Exercise modifies energy intake (EI) in adolescents with obesity, but whether this is mediated by the exercise-induced energy deficit remains unknown. The present study examined the effect of exercise with and without dietary replacement of the exercise energy expenditure on appetite, EI and food reward in adolescents with obesity.

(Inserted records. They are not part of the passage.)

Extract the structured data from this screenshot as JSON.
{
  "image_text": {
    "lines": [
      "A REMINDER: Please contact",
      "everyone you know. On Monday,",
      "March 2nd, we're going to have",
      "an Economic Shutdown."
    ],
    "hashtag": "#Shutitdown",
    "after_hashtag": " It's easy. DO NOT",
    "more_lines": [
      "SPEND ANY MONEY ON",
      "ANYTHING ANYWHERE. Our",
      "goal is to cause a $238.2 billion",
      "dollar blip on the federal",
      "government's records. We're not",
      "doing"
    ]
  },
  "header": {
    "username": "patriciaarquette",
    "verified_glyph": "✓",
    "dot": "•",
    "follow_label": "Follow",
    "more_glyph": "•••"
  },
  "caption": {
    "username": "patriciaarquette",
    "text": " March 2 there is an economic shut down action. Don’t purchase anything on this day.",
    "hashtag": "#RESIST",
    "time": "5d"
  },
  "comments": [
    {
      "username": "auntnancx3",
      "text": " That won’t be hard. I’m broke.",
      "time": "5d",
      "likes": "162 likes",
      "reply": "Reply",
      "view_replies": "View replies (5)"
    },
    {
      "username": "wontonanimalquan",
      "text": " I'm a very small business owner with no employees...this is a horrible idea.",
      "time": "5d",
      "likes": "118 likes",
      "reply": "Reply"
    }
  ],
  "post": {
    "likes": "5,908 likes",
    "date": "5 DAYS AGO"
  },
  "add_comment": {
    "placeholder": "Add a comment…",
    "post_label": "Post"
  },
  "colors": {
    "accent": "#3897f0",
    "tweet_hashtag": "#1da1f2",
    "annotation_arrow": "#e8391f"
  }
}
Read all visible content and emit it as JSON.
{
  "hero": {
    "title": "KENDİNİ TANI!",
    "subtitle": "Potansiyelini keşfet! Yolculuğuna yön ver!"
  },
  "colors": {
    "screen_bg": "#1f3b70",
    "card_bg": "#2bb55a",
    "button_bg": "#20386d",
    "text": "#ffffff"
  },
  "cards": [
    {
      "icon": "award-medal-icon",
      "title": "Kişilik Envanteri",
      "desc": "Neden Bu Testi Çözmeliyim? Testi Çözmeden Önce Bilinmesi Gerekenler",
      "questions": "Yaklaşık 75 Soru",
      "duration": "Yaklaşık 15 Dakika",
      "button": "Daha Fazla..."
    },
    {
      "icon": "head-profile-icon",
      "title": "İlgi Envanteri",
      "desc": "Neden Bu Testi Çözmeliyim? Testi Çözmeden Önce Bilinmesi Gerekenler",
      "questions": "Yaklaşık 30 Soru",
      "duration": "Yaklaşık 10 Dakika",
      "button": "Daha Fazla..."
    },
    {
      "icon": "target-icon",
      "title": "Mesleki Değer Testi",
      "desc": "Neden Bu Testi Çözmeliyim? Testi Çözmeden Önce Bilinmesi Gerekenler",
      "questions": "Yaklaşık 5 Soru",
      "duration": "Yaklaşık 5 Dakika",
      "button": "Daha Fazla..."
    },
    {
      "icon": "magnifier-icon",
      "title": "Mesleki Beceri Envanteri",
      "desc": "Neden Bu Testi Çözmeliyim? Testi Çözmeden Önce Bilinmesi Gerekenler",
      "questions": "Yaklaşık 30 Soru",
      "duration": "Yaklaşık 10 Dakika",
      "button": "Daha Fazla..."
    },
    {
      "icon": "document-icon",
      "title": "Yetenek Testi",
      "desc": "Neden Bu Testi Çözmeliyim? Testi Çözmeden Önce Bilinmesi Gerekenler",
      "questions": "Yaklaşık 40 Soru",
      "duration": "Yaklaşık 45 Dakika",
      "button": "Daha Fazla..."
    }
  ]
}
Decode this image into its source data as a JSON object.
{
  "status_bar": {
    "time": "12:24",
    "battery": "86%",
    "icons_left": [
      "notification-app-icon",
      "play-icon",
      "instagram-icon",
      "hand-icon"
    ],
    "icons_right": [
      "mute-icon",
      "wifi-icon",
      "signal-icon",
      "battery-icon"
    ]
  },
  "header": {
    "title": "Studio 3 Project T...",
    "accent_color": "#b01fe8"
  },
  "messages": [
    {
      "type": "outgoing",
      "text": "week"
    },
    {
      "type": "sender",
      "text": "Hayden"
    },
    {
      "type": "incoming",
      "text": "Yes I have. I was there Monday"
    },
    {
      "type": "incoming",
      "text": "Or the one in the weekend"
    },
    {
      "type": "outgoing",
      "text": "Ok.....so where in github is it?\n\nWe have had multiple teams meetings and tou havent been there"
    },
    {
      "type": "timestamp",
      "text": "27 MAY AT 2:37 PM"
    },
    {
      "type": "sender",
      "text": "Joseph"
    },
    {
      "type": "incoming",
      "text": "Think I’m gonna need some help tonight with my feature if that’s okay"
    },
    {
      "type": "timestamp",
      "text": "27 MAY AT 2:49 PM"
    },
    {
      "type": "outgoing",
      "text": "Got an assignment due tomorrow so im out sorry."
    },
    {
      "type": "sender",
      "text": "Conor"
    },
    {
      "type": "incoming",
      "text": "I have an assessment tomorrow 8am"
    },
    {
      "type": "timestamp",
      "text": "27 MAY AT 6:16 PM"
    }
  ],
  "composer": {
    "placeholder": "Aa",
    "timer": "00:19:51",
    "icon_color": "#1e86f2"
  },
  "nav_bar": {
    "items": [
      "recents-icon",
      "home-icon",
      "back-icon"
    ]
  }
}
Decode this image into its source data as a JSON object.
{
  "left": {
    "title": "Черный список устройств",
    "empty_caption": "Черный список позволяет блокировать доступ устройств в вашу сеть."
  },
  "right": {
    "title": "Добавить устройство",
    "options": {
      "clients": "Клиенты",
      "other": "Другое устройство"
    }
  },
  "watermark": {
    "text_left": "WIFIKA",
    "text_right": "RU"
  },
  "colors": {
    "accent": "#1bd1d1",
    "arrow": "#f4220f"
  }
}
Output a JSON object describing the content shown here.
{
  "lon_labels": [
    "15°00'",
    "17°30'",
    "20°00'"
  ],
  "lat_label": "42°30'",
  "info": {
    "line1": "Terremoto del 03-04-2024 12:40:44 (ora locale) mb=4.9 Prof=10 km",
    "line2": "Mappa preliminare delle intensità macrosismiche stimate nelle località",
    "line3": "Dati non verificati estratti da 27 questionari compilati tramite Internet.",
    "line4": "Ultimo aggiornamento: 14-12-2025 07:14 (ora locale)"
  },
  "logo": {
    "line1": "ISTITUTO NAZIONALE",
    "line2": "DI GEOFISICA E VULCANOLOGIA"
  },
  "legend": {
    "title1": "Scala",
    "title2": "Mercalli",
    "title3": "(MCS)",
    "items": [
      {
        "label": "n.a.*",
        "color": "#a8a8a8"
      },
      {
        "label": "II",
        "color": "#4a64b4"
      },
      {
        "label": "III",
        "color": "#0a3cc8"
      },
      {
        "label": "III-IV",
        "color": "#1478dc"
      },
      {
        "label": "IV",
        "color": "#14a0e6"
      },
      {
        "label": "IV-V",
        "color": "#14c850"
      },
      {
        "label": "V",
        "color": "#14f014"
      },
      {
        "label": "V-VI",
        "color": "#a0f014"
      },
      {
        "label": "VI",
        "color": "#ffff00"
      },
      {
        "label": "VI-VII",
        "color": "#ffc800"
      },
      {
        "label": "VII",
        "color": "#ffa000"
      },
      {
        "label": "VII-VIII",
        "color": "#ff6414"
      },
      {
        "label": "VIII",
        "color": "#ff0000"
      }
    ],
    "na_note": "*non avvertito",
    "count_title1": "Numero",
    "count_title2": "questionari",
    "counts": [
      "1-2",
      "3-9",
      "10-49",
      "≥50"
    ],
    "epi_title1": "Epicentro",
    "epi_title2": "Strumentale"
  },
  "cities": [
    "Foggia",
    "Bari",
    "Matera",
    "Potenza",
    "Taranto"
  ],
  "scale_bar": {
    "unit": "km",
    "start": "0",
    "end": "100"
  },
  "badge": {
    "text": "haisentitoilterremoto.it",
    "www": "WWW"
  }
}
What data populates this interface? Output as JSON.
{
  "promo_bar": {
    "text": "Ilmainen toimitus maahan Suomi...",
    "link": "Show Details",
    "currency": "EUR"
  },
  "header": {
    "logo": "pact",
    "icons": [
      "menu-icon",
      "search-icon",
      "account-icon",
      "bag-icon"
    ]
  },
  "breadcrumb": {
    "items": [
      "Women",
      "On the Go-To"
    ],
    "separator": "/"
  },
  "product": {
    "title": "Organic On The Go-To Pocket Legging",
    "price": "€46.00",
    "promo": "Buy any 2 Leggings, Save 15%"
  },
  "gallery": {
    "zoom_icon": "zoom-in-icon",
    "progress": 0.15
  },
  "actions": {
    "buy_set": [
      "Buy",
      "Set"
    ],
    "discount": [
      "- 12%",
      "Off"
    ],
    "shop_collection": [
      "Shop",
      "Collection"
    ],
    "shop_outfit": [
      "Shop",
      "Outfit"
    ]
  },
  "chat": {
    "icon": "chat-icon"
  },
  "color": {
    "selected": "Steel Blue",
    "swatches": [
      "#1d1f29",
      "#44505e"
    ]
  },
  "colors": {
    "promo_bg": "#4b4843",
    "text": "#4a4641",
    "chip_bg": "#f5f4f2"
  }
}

Fourteen 12–15-year-old adolescents with obesity (eight girls; Tanner 3–4; BMI 34·8 (sd 5·7) kg/m2; BMI z score 2·3 (sd 0·4)) randomly completed three experimental conditions: (i) rest control (CON); (ii) 30-min cycling (EX) and (iii) 30-min cycling with dietary energy replacement (EX + R). Ad libitum EI was assessed at lunch and dinner, and food reward (Leeds Food Preference Questionnaire) before and after lunch. Appetite was assessed at regular intervals. Lunch, evening and total EI (excluding the post-exercise snack in EX − R) were similar across conditions. Lunch and total EI including the post-exercise snack in EX + R were higher in EX − R than CON and EX; EX and CON were similar. Total relative EI was lower in EX (6284 (sd 2042) kJ) compared with CON (7167 (sd 2218) kJ; P < 0·05) and higher in EX + R (7736 (sd 2033) kJ) compared with CON (P < 0·001). Appetite and satiety quotients did not differ across conditions (P ≥ 0·10). Pre-meal explicit liking for fat was lower in EX compared with CON and EX + R (P = 0·05). There was time by condition interaction between EX and CON for explicit wanting and liking for fat (P = 0·01). Despite similar appetite and EI, adolescents with obesity do not adapt their post-exercise food intake to account for immediate dietary replacement of the exercise-induced energy deficit, favouring a short-term positive energy balance.